Навстречу шла женщина с двумя подростками, и вскоре Пантя увидел, что это была Вулька, его сестра, со своими мальчуганами. Когда подошли ближе, Вулька, будто догадываясь о намерении Панти, спросила:

— Ты в Голубовку?

Пантя едва приметно, насколько позволял его больной затылок, кивнул головой.

— Если в кооператив, — добавила Вулька, — то не стоит идти: ничего нет.
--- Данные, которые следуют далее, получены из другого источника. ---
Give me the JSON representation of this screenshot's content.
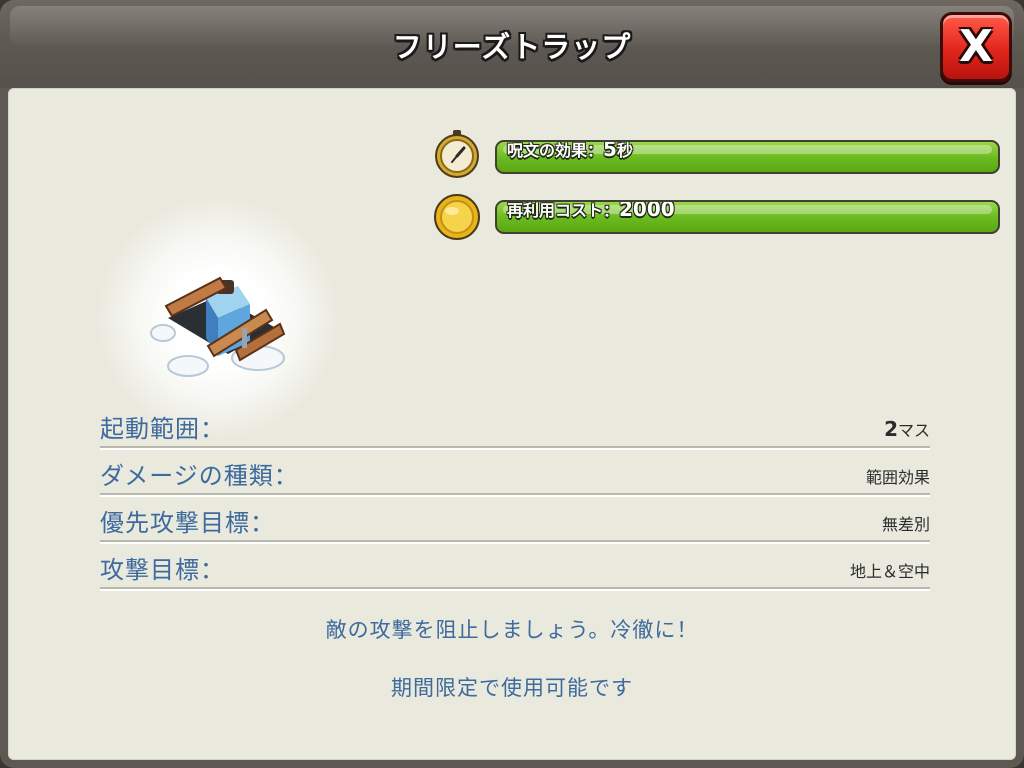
{
  "title": "フリーズトラップ",
  "close_label": "X",
  "stats": [
    {
      "icon": "stopwatch-icon",
      "label": "呪文の効果：",
      "value": "5",
      "unit": "秒"
    },
    {
      "icon": "gold-coin-icon",
      "label": "再利用コスト：",
      "value": "2000",
      "unit": ""
    }
  ],
  "info": [
    {
      "label": "起動範囲：",
      "value": "2",
      "unit": "マス"
    },
    {
      "label": "ダメージの種類：",
      "value": "範囲効果",
      "unit": ""
    },
    {
      "label": "優先攻撃目標：",
      "value": "無差別",
      "unit": ""
    },
    {
      "label": "攻撃目標：",
      "value": "地上＆空中",
      "unit": ""
    }
  ],
  "description": "敵の攻撃を阻止しましょう。冷徹に！",
  "availability": "期間限定で使用可能です",
  "colors": {
    "accent_blue": "#3e6a9d",
    "bar_green": "#6dbb22",
    "close_red": "#e2261d"
  }
}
— Я не в кооператив, — растерянно ответил парень. — Служба.

— А что, зовут?

— Да нет. Сам надумал…

— Нечего туда лазить самому! — неожиданно для Панти посоветовала Вулька. — Я и своему всегда это говорю.

Пантя посмотрел на сестру: сначала в лицо (отметил мысленно, что у нее на носу больше веснушек, чем у него), потом на фигуру (заметил, что она снова округлилась, несмотря на войну) — и переступил с ноги на ногу, видно раздумывая, что делать и что сказать.

— Дядя, и я пойду! — сказал младший мальчик, круглощекий, нос едва виден из-под черной, как старое гнездо, шапки. Он хоть и держался за материнскую руку, но все время следил за дядей, его ружьем и повязкой на рукаве.

— Никуда ты не пойдешь! — резко оборвала его мать и дернула за руку. — Дядя вернется назад.

— Тут, понимаешь… такая задача… — еще, пожалуй, и не осознавая по-настоящему, какой разговор начинает, пробормотал Пантя. Начал и осекся, не мог набраться решимости говорить дальше. И в то же время чувствовал, что ему очень надо было с кем-либо посоветоваться, хоть высказаться, чтоб легче и светлее стало на душе.

С кем же тут посоветуешься, кому все расскажешь? Как ни жил до сих пор, а таким одиноким и обособленным от всех еще никогда не был. Сестра Вулька, может, и есть тот единственный человек, которому можно сказать хоть одно какое-нибудь слово.

— Такая задача… — повторил он. — Сегодня батька спалил портрет фюрера… Бросил в печь… А вчера…

— Кого это? — перебила Вулька.

— Ну, Гитлера. Не понимаешь? Я под расписку брал. Если не доложить, то…

— Так ты это?..

И вдруг Пантя почувствовал, что на него уставились глаза старшего мальчика, лет десяти-одиннадцати. Пантя еще не знал, какие это глаза, ибо не видел их раньше, однако всем существом чувствовал, что они пронизывают его, достают до сердца, вызывают боль в груди. Набрался смелости и глянул вниз: их взгляды встретились. Пантя не только почувствовал, но и будто сам увидел, как задрожали его веки, как его глаза начали прыгать, и вилять то в один бок, то в другой будто ища спасения. А глаза мальчика, большие и ясные, как два молодых месяца, смотрели на Пантю прямо, упорно и настойчиво. Сколько удивления, страха и презрения было в этих глазах!..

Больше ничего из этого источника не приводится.